Bringing War Back In: State Formation in Nineteenth Century Latin America
In my book I propose an important extension to the bellicist theory of state formation, arguing that the effects of war on state capacity are contingent on war outcomes. During wartime both eventual winners and losers mobilize and extract from society, but war outcomes will ultimately determine the impact of these policies in the long term. While victorious states consolidate their wartime coalitions and see their state-building project legitimized, these actors and ideas are challenged in defeated states, who usually lose capacity after war. Bellicist theory has so far been largely based on a European experience where defeated states usually disappeared. Therefore, existing research has overlooked post-war mechanisms. In contrast, the invariable survival of states in nineteenth-century Latin America allows me to observe the protracted consequences of victory and defeat.
To provide evidence for my theory, I carried out archival fieldwork in several Latin American countries, the United States, and the United Kingdom, surveying statistics and diplomatic accounts of nineteenth-century wars. This novel data allows me to question the conventional wisdom that variation in state capacity across Latin America is unrelated to inter-state armed conflict. According to this prevalent view, wars were not intense, nor were they sustained through taxation, suggesting they played no role in forming states. Yet, when systematically confronted against the best available cross-national time-series data, bellicist mechanisms show to be present. State capacity in Latin America was forged precisely when wars were fought, and froze when wars were conspicuously absent. High-capacity states today typically waged and won the most intense of these wars. Restated as “victory made the state,” I find bellicist theory explains the puzzle of political development in Latin American better than any alternative.

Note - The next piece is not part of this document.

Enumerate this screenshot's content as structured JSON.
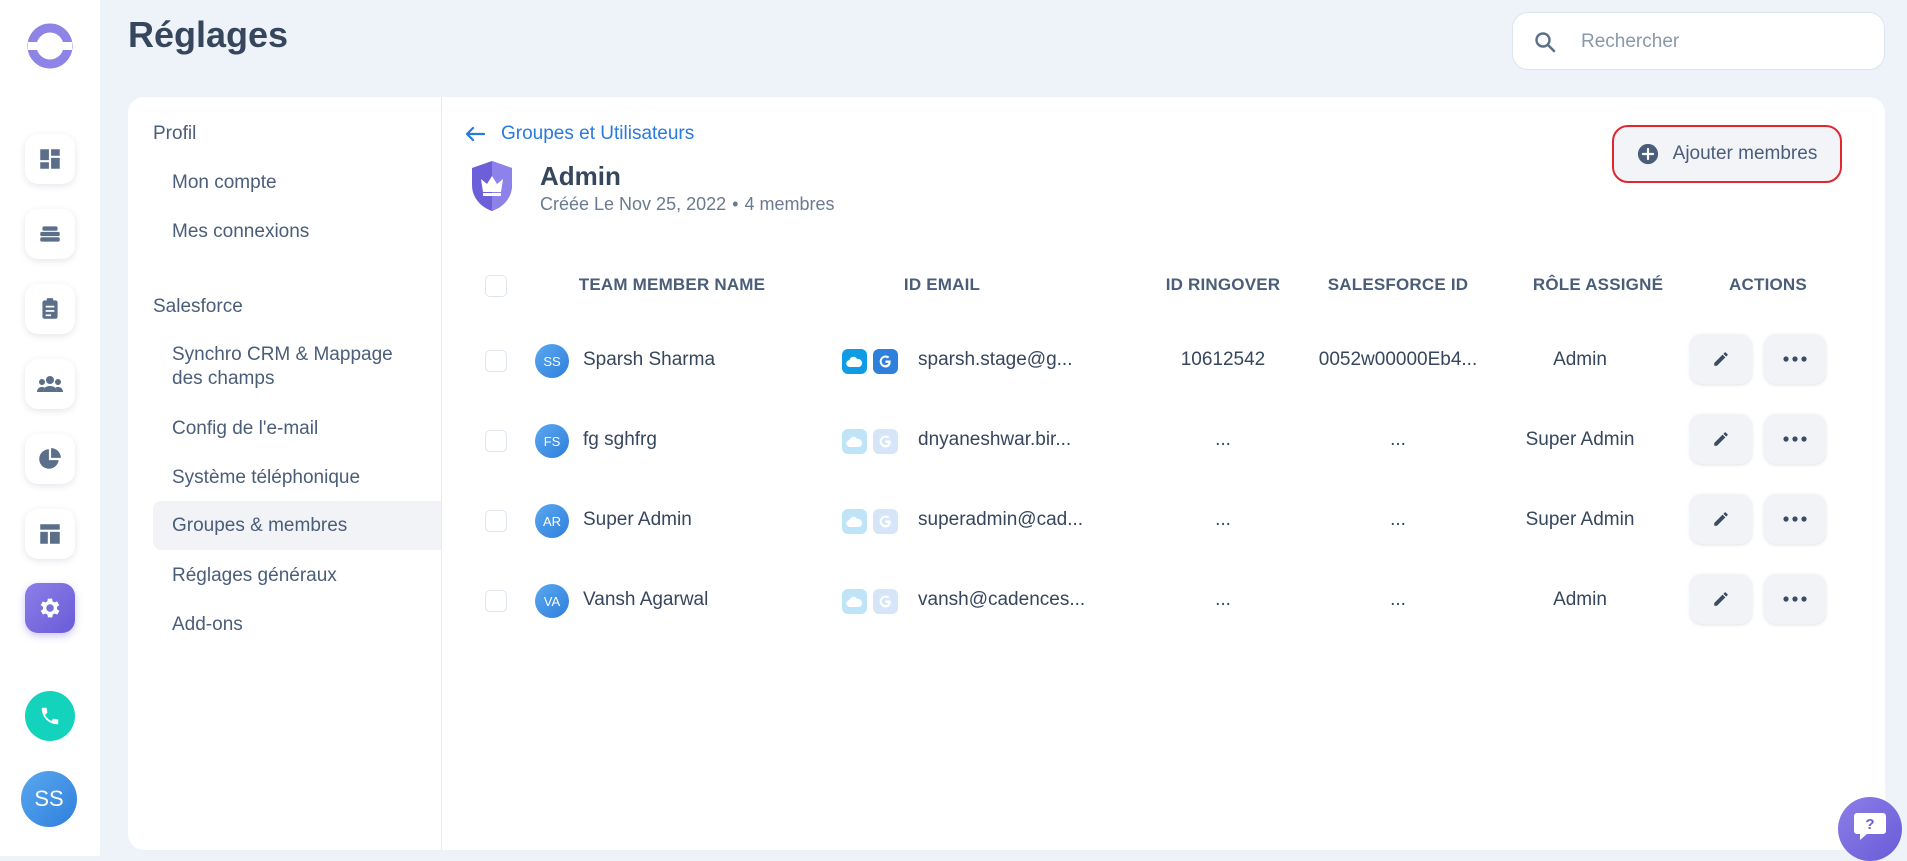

In my book I apply a multimethod approach that combines comparative historical analysis with analyses of panel data for Latin America before WWI. Using a broad set of statistical and case study techniques, I find that, while victory consolidated state formation, defeat in international war had a considerable negative effect on important dimensions of state capacity in the long run. My findings suggest a traditional focus on pre-war dynamics should be balanced by paying more attention to the aftermath of war. They also suggest the need to reinterpret the bellocentrist approach in competitive environments like Europe where most losers died, introducing selection bias.